Mentorship helped guide me like the roadmap I so desperately needed. The guidance and wisdom that organically arose when Char would ask questions allowed for clarity so necessary with this work. One vivid example occurred during week six of mentorship. I felt the classes were going well and that personal growth seemed to be arising for the participants. Char asked one simple question about the group inquiry and “pleasing” behaviors.  It dawned on me that I had been so focused on all the participants getting something out of the classes and being “okay” that I had missed the key element of letting go.

Char suggested during inquiry in my next class that I “plant my feet as if standing barefoot in the dirt and settle in.” This image resonated so deeply. I could relate it to the words of the poet, Kabir, “Stand firm in that which you are.” As a new teacher, it was so freeing and empowering to be able to allow and accept the outcome and to bear witness to the participants and their experiences. To firmly root myself in the present moment, opened space and brought clarity. There was no longer teacher and participants, but shared humanity. To let go of the outcome was to stand with feet firmly planted, not losing my footing and falling, but accepting life’s experiences as they arose.

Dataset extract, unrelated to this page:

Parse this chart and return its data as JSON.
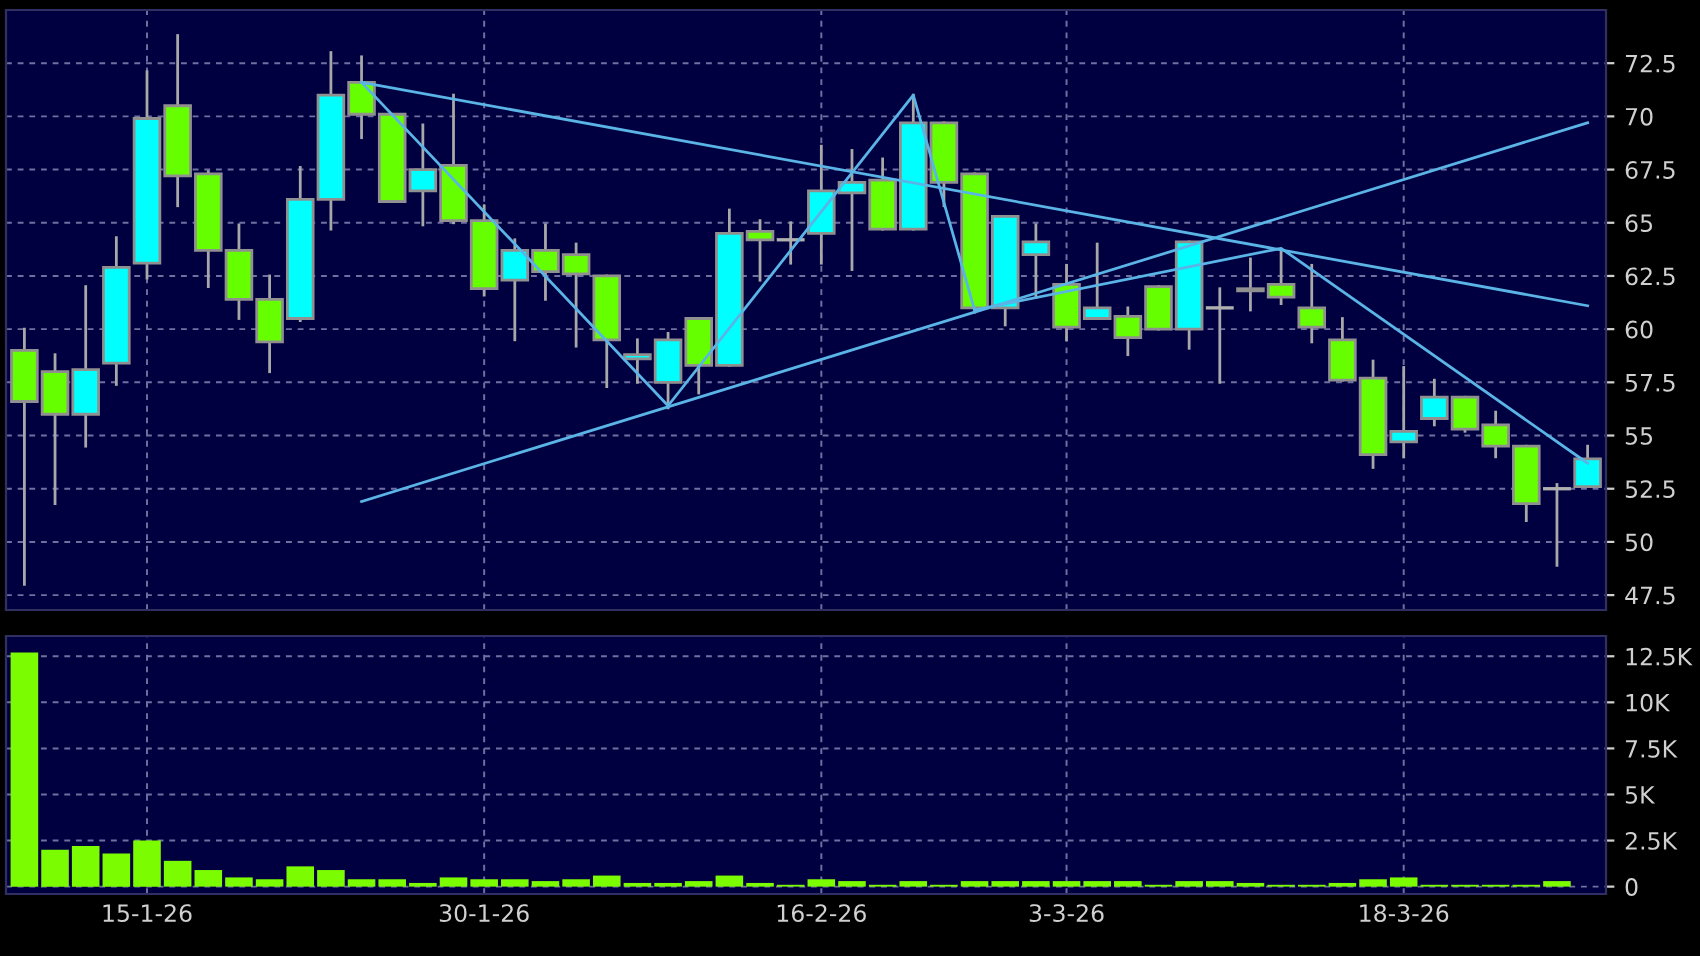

Mindfulness Meditation: Why It’s So Important?

Mindfulness meditation is one form of meditation that has been practiced for thousands of years. It has been passed down from teacher to student through a long standing oral tradition. Meditation has numerous benefits but when I was recently asked why it is so important, I had to pause before answering. The answer is in the descriptions of those who practice as they describe their personal journeys. Their reflections usually end with a similar phrase; “It saved my life.” This isn’t uttered with a hint of melodrama. It is said with the strength that it just is. I would have to count myself among those uttering the same words.

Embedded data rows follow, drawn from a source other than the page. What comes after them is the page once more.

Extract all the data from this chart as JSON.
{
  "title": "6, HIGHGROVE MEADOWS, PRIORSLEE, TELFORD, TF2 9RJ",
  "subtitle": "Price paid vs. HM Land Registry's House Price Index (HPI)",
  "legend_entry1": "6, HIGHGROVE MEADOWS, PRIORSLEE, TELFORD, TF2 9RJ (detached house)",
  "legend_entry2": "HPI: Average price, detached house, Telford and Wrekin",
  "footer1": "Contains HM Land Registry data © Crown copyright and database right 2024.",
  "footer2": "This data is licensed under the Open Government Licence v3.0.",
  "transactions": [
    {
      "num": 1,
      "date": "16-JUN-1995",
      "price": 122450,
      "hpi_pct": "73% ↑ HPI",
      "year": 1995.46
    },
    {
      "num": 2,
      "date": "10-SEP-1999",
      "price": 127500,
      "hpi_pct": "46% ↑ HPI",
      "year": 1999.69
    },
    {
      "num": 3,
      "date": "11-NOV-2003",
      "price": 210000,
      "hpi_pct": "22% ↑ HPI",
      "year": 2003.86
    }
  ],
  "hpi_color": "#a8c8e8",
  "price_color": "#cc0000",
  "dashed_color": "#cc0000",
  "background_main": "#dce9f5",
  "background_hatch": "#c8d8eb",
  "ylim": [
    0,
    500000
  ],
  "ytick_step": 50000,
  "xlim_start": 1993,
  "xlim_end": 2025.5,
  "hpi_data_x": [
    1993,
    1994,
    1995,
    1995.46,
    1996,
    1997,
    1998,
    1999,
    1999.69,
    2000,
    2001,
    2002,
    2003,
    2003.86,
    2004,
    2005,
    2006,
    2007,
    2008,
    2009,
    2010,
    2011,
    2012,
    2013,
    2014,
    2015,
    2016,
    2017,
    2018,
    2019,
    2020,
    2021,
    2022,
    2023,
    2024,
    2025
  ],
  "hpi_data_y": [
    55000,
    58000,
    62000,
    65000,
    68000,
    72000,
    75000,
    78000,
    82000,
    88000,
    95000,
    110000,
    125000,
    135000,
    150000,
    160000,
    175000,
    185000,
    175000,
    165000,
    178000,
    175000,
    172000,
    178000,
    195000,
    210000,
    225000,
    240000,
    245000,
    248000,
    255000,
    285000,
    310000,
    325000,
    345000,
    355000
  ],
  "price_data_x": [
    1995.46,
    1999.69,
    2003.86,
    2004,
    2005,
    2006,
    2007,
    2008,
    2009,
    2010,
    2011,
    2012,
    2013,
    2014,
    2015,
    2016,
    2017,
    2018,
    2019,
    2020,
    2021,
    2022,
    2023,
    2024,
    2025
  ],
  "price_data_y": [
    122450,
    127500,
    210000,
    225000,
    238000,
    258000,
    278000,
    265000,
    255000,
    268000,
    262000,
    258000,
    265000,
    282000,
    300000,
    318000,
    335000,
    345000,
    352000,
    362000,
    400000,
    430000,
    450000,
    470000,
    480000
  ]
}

I have been practicing mindfulness meditation for four years.  I have experienced my own personal benefits leading to a shift in my professional career as a nutritionist and mindful eating teacher. Scientifically proven, mindfulness meditation when practiced consistently decreases stress, reduces anxiety and depression, as well as ameliorating pain. This practice also increases mood, executive function, body satisfaction, and memory. These are all impactful truths, empowering for those practicing, and important for emotional well-being. I am blessed to have experienced many of these benefits, but what I find so incredible are the subtler, positive benefits. I find that I am able to sleep better enabling better food choices. I can respond to family situations with greater compassion. I am able to be kinder to myself during moments of stress, and therefore make better decisions. My life feels more real, more whole-heartedly lived. I am able to relate to my family, friends, and clients with greater compassion and connection. Isn’t this what we, as human beings, are striving for in this life? For these powerful reasons, I affirm that meditation saved my life.